Temo quedar un día enfrascado en un espacio mental restringido, digamos en un estrecho presente rodeado por extensiones de olvido. Hacia allá parecemos ir todos, en la medida en que el modelo con que administramos el pasado y el futuro es evidente que se modifica con los años. Yo al menos constato una progresión: cada día me voy conformando para vivir con cuotas más exiguas de tiempo. Me dejan cinco minutos solo y me distraigo.
Antes, en todo caso, era más frecuente que hoy ver ancianos dejados en los antejardines, solos en sus sillas, con la tarde larga como perspectiva y el silencio del jardín como circunstancia. ¿Qué podían hacer ahí una vez agotada la lectura por cansancio ocular? Descansar la vista en el movimiento de las hojas por la brisa, escuchar cantos de zorzales, el lejano zumbido abombado de la ciudad, divisar transeúntes, percibir algún anuncio emitido por un altoparlante dos cuadras más allá. A otros ancianos los hacían cumplir estos ritos vespertinos en departamentos mullidos, atemperados por la calefacción central y la locución de la radio Andrés Bello. Se los veía desde la caótica calle puestos en un sillón reclinable junto a la ventana, inmóviles, redimidos.

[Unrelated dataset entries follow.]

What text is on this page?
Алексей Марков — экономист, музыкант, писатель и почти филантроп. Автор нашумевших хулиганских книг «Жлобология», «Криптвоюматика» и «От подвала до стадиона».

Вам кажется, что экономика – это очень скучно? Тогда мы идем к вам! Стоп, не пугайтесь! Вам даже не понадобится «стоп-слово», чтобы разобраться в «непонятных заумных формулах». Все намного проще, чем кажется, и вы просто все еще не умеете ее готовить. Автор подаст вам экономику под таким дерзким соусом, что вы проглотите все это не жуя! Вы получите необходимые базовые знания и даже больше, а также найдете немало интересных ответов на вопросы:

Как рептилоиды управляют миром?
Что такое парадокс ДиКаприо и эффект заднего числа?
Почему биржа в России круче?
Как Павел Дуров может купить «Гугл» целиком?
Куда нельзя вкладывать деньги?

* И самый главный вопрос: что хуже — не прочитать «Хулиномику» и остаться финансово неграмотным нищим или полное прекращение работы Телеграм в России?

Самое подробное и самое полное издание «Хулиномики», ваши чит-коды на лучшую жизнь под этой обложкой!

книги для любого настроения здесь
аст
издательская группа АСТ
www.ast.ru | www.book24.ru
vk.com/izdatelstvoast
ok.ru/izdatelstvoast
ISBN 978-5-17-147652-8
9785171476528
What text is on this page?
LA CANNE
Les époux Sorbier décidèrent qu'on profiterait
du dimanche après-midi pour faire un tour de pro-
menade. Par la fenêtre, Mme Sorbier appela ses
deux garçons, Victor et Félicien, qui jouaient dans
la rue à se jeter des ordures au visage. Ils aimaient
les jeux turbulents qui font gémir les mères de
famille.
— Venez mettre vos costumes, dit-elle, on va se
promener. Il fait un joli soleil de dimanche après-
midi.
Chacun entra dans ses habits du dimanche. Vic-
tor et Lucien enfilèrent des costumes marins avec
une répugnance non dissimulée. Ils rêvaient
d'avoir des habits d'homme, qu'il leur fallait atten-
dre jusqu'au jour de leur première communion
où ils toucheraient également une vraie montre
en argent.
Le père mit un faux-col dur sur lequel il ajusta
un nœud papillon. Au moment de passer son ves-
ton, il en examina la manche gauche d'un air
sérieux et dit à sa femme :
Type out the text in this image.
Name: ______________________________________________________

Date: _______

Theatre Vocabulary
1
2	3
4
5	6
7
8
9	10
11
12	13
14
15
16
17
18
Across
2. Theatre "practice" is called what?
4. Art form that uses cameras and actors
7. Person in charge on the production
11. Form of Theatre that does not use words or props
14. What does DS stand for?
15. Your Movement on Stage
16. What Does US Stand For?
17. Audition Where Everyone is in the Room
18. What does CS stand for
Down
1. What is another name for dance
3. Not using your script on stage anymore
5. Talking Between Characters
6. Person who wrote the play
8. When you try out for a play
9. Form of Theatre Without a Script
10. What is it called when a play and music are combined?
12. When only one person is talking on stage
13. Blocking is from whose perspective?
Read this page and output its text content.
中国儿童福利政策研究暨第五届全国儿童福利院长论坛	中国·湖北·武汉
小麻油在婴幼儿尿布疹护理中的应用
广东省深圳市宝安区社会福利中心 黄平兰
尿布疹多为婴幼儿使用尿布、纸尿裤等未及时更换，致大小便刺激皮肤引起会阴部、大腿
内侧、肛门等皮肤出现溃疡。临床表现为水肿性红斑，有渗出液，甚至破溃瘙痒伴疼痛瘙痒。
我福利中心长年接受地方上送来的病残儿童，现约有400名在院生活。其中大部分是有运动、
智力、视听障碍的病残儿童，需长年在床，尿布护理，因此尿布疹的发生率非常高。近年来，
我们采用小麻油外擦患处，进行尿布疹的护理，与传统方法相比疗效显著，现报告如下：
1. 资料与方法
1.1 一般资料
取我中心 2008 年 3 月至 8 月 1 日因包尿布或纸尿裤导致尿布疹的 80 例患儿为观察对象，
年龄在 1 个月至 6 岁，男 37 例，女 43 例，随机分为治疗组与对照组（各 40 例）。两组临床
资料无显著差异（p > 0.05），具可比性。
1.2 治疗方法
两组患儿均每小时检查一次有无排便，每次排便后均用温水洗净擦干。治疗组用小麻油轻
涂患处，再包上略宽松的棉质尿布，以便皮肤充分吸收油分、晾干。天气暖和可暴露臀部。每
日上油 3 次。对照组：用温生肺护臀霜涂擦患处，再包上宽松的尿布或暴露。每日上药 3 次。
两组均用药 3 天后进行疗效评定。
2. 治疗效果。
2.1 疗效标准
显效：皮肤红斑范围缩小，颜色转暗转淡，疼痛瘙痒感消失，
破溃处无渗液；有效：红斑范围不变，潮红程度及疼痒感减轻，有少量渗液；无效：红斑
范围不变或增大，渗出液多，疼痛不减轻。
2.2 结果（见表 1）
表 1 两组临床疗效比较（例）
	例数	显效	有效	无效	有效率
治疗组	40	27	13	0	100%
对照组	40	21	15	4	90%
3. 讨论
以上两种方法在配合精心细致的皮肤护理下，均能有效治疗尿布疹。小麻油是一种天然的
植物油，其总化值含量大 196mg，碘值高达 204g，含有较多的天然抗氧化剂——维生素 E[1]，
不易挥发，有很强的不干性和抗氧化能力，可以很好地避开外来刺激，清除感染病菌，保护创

El vicio del cigarrillo se explica por estos problemas con el tiempo más que por la adicción provocada por la nicotina. De jóvenes fumábamos tanto porque ese acto gratuito nos permitía graduar el tiempo, modalizarlo, hacer un break y dar un paso al lado, de modo que este no nos enhebrara. La riqueza, la nitidez de la experiencia en los años de aprendizaje creo que procede de este recurso. Teníamos muy claras las categorías de la angustia, la desesperación, la impaciencia, la urgencia, sombras que nos corroían el alma y que descifrábamos leyendo a Sartre, a Kierkegaard o a Nietzsche.
Cuando joven uno tiende a imantar las zonas de la ciudad, los recorridos por las calles o ciertos boliches nocturnos con la impronta de aquellas lecturas que le impresionan, con las películas en las que cree entrever un mensaje existencial. Cuando yo era joven se podía fumar en cualquier parte, de modo que ante una cerveza o una taza de Nescafé -no había de grano- se hacía relativamente fácil escenificar nuestros sueños culturizados. Mejor aún si estas escenas se daban en noches de lluvia, con vidrieras empañadas y la sensación de encontrarse al centro de todo en el sitio adecuado, en la concha, en el nido, en el punto hipnótico del círculo concéntrico.
Pensarán que exagero, pero no me parece. Si bien presuntamente he pasado "la mitad del camino", tengo la juventud tan cerca como la vejez. Aquí persisto como a la espera de algo, como esos viajeros que catean la venida de una micro desde la berma de un lugar sin señalética ni nombre aparente.